The practice of nonviolence has quite radical consequences in that through the action of nonviolence, you can feel a shift within yourself. In the simplest of terms, when you express pure, unadulterated kindness to others, you feel good. Doing good makes you feel good. On the other hand, treating others badly will perpetuate any negative feelings you already have within you. Ahimsa, thus, embodies a presence both with-in and with-out the practitioner. Conversely, the adage “world peace begins with you” takes on a second meaning: if you exercise nonviolence toward yourself, you’ll be better equipped to practice it in the world. (This is not a traditional interpretation of this sutra, as historically the yamas have been interpreted as restraints in our behavior toward others first and foremost. This has lead to lots of debate on the vegetarian topic. )
Ahimsa shares a strong connection with the hindu notion of karma (very simply, the cosmic notion of cause and effect). Karma dictates that the energy we put into the universe, both individually and collectively, comes back to us in some form or another until balance is achieved. Practicing ahimsa in thought, word and action removes us from the future bonds of karma. This is no small feat, however, when we begin to examine our lives through ahimsa-tinted lenses. The places we find ourselves “stuck” in the practice of ahimsa represent the karma we are challenged to work through in this lifetime.
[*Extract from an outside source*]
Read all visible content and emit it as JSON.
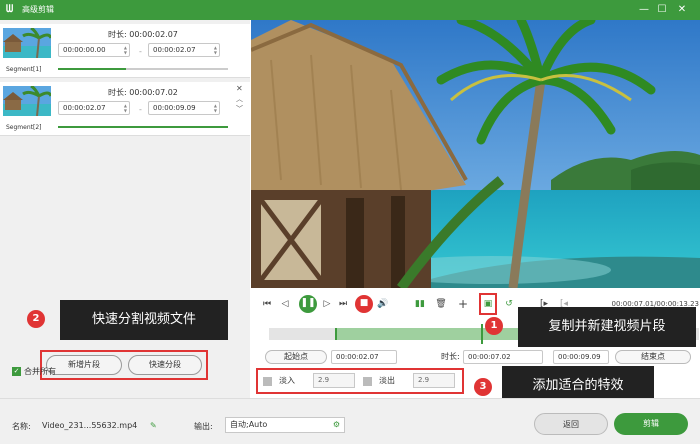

As you practice today’s asana sequence, notice where your thoughts travel during the practice. If you begin to chastise yourself for the quiver in your quadricep or somesuch, remember ahimsa, and bring your mind back to your breath.
Namaste.
Warm-ups: table, bhaktasana, table, adho mukha svanasana with breath.
Variations on surya namaskar.
Tigress and parivrtta adho mukha svanasana.
Surya Namaskar A
Variations on prasarita padottanasana and malasana.
Standing sequence, featuring parsvakonasana and virabhadrasana three.
Sarvangasana, matsyasana, navasana, apanasana.
Jathara parivaratanasana, savasana.
Om. Om. Om. shanti. shanti. shanti.
Namaste.
Im going to research Yogi. I want to start Yoga. I hope I can find a good video at wallmart.>>Thanks for the examples, I can do some at home if I remember.